Perasaan Shoyo hancur, lebih parah daripada ponselnya. Dadanya sangat nyeri. Tidak, Shoyo tidak memiliki riwayat penyakit dalam. Hatinya –untuk kesekian kalinya– dihancurkan oleh Kageyama Tobio sang raja lapangan yang egois. Mengerang frustasi, Shoyo mengubah posisi tidurnya dengan kasar –lupa dengan eksistensi mungil di sebelahnya.
"Nii-chan kenapa? Tidak ingin memeluk Nat-chan lagi?" Nada suara Natsu memelas, lalu bergeser menjauh dari sang kakak sambil memeluk bonekanya sangat erat. Shoyo merutuki dirinya sendiri. Bagaimana bisa ia melupakan Natsu yang sejak tadi berada bersamanya. Kageyama Tobio benar-benar membawa pengaruh buruk untuknya.
"Astaga, maafkan Nii-chan. Sekarang Nat-chan boleh memukul atau mencubit Nii-chan sekeras yang Nat-chan bisa." Shoyo kembali menarik Natsu kedalam pelukannya. Mengelus punggung mungil itu penuh penyesalan. Mengecup pucuk kepala Natsu dengan lembut sebagai permintaan maaf.
"T-Tidak apa-apa, Nii-chan. Apa ada yang membuat Nii-chan kesal? Biar aku cubit dia sampai menangis." Shoyo terkekeh mendengar ucapan polos Natsu. Bahagia sekali menjadi Natsu. Hanya ada bermain dan bermain dalam pikirannya. Jika terjatuh, yang sakit hanyalah lutut atau sikunya, bukan hatinya.
"Oh, iya. Tadi Nat-chan ingin berbicara apa?" Shoyo teringat pada gelagat aneh adiknya tadi. Merasaa suhu semakin menurun seiring larutnya malam, Shoyo menarik selimut yang teronggok di dekat kakinya. Membenarkan posisi selimut agar dapar menutupi tubuhnya dan tubuh mungil Natsu.

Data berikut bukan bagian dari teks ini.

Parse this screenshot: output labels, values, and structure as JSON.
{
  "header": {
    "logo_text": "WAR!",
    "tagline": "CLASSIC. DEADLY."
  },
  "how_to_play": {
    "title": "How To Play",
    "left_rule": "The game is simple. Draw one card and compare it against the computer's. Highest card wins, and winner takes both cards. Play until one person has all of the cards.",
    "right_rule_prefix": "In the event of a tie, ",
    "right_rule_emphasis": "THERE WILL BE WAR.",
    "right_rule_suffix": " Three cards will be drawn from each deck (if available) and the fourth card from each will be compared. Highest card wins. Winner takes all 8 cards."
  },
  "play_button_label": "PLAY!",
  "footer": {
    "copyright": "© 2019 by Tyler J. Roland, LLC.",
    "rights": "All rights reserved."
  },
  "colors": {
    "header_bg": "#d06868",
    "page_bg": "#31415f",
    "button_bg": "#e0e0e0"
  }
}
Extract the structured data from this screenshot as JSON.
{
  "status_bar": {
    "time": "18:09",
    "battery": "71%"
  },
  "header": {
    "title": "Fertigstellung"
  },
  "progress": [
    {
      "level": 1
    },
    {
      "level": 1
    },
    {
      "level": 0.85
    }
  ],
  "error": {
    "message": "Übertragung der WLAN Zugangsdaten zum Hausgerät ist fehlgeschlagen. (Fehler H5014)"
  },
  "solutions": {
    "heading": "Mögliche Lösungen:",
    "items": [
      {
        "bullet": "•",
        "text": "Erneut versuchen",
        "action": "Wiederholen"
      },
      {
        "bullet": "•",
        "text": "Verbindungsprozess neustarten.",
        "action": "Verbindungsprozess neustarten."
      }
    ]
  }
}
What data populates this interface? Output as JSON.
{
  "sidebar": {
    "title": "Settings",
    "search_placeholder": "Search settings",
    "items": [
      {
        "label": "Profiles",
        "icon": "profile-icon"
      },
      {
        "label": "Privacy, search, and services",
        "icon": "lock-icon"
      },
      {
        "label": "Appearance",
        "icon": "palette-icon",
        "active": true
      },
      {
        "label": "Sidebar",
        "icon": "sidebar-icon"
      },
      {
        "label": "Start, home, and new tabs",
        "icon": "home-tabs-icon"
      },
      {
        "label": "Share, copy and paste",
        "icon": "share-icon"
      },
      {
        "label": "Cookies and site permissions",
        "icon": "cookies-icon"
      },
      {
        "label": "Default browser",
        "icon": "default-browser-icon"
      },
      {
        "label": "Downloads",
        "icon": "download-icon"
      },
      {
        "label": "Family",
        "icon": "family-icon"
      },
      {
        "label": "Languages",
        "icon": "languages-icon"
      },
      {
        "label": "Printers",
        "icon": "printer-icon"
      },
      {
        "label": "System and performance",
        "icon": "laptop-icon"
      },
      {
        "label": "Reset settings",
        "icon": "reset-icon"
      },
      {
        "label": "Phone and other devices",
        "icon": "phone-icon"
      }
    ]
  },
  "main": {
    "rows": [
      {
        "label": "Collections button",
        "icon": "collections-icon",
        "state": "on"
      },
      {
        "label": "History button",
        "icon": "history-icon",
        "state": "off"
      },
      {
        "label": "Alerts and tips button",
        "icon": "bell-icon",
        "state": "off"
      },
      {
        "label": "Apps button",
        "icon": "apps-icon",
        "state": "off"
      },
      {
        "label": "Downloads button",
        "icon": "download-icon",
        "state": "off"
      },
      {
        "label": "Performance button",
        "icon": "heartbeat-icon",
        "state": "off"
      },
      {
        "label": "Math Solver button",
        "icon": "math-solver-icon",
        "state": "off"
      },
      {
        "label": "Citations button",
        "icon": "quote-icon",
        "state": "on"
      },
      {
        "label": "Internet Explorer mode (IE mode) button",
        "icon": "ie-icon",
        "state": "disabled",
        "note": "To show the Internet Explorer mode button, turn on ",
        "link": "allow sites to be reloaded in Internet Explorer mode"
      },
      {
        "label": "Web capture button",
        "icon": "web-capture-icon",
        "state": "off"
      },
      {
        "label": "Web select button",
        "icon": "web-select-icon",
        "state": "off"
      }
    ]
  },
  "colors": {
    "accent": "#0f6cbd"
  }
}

"Kapan-kapan saja, ya, Nat-chan sudah mengantuk. Izinkan aku tidur di sini, ya." Setelah berujar seperti itu, Natsu mengecup pipi Shoyo singkat, lalu memejamkan matanya. Shoyo terpaku. Rasa sakit yang sejak tadi memenuhi rongga dada Shoyo kini menguap, hilang entah kemana. Terkekeh geli, setelah itu Shoyo mengecup puncak kepala Natsu sayang. "Oyasumi, Nat-chan."
Hujan masih belum juga berhenti. Tidak peduli pada umpatan para manusia, ia tetap rela terjatuh berkali-kali. Seperti perasaan Hinata Shoyo pada Kageyama Tobio yang terus mengalir entah sampai kapan. Tidak peduli pada sikap dingin dan cercaan dari Tobio, ia tetap rela mencintainya meskipun harus berulang kali tersakiti.
Ya begitulah kisah Hinata Shoyo yang terjebak nostalgia bersama mantannya. Kau kesal bukan dengan sesosok mantan seperti Tobio? Tapi sebelumnya, bacalah nasihat dari Narator ini. Mantan memang terkadang menyebalkan. Tapi kau harus tetap ingat bahhwa dia lah yang pernah mengisi hati dan hari -harimu dulu. Dia lah yang menggenggam tanganmu, yang memberikan pundaknya saat kau lelah dengan dunia fana ini. Jangan perlakukan mantan seolah-olah ia orang paling buruk di dunia ini. Ingatlah, kau juga menyandang gelar 'mantan' bagi dirinya. Percayalah, Tuhan sudah memberikan skenario terbaik untuk kisah cintamu.
.
.
.
FIN
.
.
.
a/n:
Haloooo
Bertemu lagi bersama Aoi.
Astaga, fic galau macam apa ini T.T
Kepedihan fic ini based on true story Aoi /ga peduli.
Buat mantan Aoi di luar sana, pesan-pesan yang ada di dalam fic ini untuk dirimu T.T
Oke sudah cukup curhatnya, semoga feelsnya bisa sampai ke Reader-san.